Oleh : Nanis Nursyifa

Kita tentunya sudah tidak asing lagi mendengar kata pajak, selain sudah familiar di kalangan masyarakat Indonesia, pajak juga biasa di pakai oleh negara-negara bersistem kapitalis. Kata pajak sendiri mempunyai arti pungutan wajib yang di berikan rakyat untuk negara.

Di kutip dari kompas.com (7/10), pemerintah bersama DPR RI sepakat menaikkan tarif pajak pertambahan nilai (PPN) sebesar 11 persen pada April tahun 2022 mendatang. Hal ini seiring dengan disahkannya UU Harmonisasi Peraturan Perpajakan. Menteri Hukum dan HAM Yasonna Laoly mengatakan, tarif PPN akan kembali naik mencapai 12 persen pada tahun 2025, dengan mempertimbangkan kondisi sosial dan ekonomi masyarakat.

Namun, kenaikan tarif PPN di Indonesia masih lebih rendah dibanding negara lain secara global. Yasonna menjelaskan secara global, tarif PPN di Indonesia relatif lebih rendah dari rata-rata dunia sebesar 15,4 persen dan juga lebih rendah dari Filipina (12 persen), China (13 persen), Arab Saudi (15 persen), Pakistan (17 persen), dan India (18 persen). Hal ini disampaikan di dalam Sidang Paripurna, Kamis (7/10/2021).

Dalam negara kapitalis, pajak merupakan keniscayaan, tanpa tapi tanpa kecuali. Pajak juga dijadikan pemasukan negara saat ini. Tentunya hal ini bukan menjadi solusi melainkan mengakibatkan problem baru khususnya untuk rakyat kecil. Alih-alih negara memberikan kenyamanan dan kebutuhan untuk rakyat nyatanya malah menyengsarakan rakyat.

Pungutan pajak yang ssmakin masif juga menunjukkan bahwa pemerintah tidak mampu lagi mengelola sumber daya alam negaranya dengan baik. Karena dalam Islam sumber daya alam bisa dikelola sebagai penghasilan negara untuk kesejahteraan bagi rakyat.

Dalam Islam ada istilah dharibah yaitu pungutan sejenis pajak. Namun pungutan ini dapat dilakukan dengan beberapa syarat, diantaranya ; (1) diambil apabila kas negara/baitul mal sedang kosong, (2) dharibah dilakukan karena adanya kebutuhan syar’i seperti untuk memberi makan fakir miskin, membantu masyarakat yang terkena bencana dll.
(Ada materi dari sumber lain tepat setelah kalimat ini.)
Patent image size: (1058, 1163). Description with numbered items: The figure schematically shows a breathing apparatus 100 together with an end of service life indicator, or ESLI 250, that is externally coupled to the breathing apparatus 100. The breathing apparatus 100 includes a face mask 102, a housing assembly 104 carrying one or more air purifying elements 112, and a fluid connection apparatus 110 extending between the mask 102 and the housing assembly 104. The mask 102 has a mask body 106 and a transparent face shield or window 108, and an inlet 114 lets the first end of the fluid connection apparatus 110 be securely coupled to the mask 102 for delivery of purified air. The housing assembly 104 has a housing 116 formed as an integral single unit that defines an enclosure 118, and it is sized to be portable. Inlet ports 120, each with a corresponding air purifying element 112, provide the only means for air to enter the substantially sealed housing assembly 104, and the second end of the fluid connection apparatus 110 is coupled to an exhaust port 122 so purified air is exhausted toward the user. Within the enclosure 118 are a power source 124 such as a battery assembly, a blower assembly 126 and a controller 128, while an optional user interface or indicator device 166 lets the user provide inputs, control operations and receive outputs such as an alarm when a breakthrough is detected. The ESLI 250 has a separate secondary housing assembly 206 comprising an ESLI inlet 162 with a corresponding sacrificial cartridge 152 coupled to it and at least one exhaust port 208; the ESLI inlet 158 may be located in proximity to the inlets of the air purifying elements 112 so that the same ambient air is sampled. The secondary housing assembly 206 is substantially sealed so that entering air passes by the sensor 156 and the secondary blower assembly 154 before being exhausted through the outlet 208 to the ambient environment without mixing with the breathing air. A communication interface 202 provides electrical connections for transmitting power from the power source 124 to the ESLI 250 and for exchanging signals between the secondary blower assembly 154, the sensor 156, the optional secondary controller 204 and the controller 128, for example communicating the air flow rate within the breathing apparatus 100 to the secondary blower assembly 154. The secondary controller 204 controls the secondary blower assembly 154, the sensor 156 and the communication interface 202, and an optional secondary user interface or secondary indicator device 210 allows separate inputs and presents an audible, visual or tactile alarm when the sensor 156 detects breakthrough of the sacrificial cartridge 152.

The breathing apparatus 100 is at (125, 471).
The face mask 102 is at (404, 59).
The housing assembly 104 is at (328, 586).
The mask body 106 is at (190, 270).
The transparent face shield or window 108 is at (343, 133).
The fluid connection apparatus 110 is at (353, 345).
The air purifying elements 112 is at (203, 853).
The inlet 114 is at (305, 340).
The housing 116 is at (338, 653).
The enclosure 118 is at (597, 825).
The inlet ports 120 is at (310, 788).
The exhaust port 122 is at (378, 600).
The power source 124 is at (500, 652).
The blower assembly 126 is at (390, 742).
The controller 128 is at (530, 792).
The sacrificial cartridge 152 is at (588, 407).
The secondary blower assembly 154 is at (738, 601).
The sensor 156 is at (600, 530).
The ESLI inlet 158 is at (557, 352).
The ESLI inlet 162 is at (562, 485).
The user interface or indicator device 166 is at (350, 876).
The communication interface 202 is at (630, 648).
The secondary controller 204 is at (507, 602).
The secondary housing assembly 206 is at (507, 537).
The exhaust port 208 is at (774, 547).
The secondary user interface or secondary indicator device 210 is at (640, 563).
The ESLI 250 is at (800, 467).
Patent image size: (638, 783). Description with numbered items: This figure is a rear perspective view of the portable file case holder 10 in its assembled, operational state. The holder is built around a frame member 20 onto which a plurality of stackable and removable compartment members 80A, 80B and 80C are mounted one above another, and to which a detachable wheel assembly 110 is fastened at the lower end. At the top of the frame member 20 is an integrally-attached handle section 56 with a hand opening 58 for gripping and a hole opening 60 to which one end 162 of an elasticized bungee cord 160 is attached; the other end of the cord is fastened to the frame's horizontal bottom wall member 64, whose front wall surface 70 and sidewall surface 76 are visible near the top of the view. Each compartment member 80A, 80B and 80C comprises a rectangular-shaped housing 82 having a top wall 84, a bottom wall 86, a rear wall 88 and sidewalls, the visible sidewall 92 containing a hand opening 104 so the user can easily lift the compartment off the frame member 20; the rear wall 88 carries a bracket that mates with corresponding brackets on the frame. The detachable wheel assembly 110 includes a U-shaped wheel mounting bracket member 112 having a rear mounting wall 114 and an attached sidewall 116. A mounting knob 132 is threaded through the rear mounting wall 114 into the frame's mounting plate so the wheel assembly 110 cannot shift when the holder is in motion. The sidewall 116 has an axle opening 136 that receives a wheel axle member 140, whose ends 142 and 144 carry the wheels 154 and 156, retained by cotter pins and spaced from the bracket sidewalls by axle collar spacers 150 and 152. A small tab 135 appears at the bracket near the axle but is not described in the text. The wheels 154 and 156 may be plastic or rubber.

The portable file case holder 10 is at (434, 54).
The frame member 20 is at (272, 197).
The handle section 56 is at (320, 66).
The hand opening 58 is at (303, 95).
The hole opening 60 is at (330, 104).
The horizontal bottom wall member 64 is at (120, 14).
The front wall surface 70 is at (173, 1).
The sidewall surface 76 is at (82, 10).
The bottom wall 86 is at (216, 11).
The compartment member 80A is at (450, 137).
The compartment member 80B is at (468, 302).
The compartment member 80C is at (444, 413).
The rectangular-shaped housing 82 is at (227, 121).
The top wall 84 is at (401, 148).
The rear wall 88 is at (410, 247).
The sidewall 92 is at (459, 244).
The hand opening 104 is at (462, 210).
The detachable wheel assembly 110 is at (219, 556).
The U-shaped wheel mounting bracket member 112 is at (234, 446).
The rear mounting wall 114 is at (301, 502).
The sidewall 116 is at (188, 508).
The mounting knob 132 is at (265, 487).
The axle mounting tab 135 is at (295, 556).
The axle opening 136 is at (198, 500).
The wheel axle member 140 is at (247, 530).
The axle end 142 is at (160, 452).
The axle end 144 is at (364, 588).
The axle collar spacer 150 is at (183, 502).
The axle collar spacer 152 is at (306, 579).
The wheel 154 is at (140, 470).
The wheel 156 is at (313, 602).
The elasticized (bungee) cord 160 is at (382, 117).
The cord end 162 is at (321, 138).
Adapun jika negara memungut pajak untuk kepentingan lain seperti membangun infrastruktur maka hukumnya haram karena tidak tergolong syarat syar’i.

Adapun sumber pemasukan dalam Daulah Islam terdiri dari beberapa bagian yaitu bagian fa’i dan kharaj. Termasuk pendapatan negara berupa ghanimah (harta rampasan perang), kharaj, status tanah dan sebagainya. Selain itu pemasukan negara di Daulah Islam pun ada pada pengelolaan sumber daya alam yang masuk dalam bidang kepemilikan umum seperti pengelolaan laut, minyak, gas, tambang, hutan, sungai dan lain-lain.

Seluruh sumber daya alam itu bisa dikelola negara bukan seperti sekarang, yang mendominasi pengelolaan tersebut adalah asing dan aseng. Pendapatan Daulah Islam selanjutnya adalah bagian shadaqah yang di dalam nya terdiri dari zakat mal dan perdagangan, zakat pertanian dan buah-buahan dan sebagainya.

Dari beberapa sumber pendapatan diatas tentunya sudah cukup untuk memenuhi kebutuhan negara dan melaksanakan tugas negara dalam meriayah (mengurus urusan) rakyat. Sehingga negara tidak perlu melakukan penarikan pajak sebagai pemasukan negara.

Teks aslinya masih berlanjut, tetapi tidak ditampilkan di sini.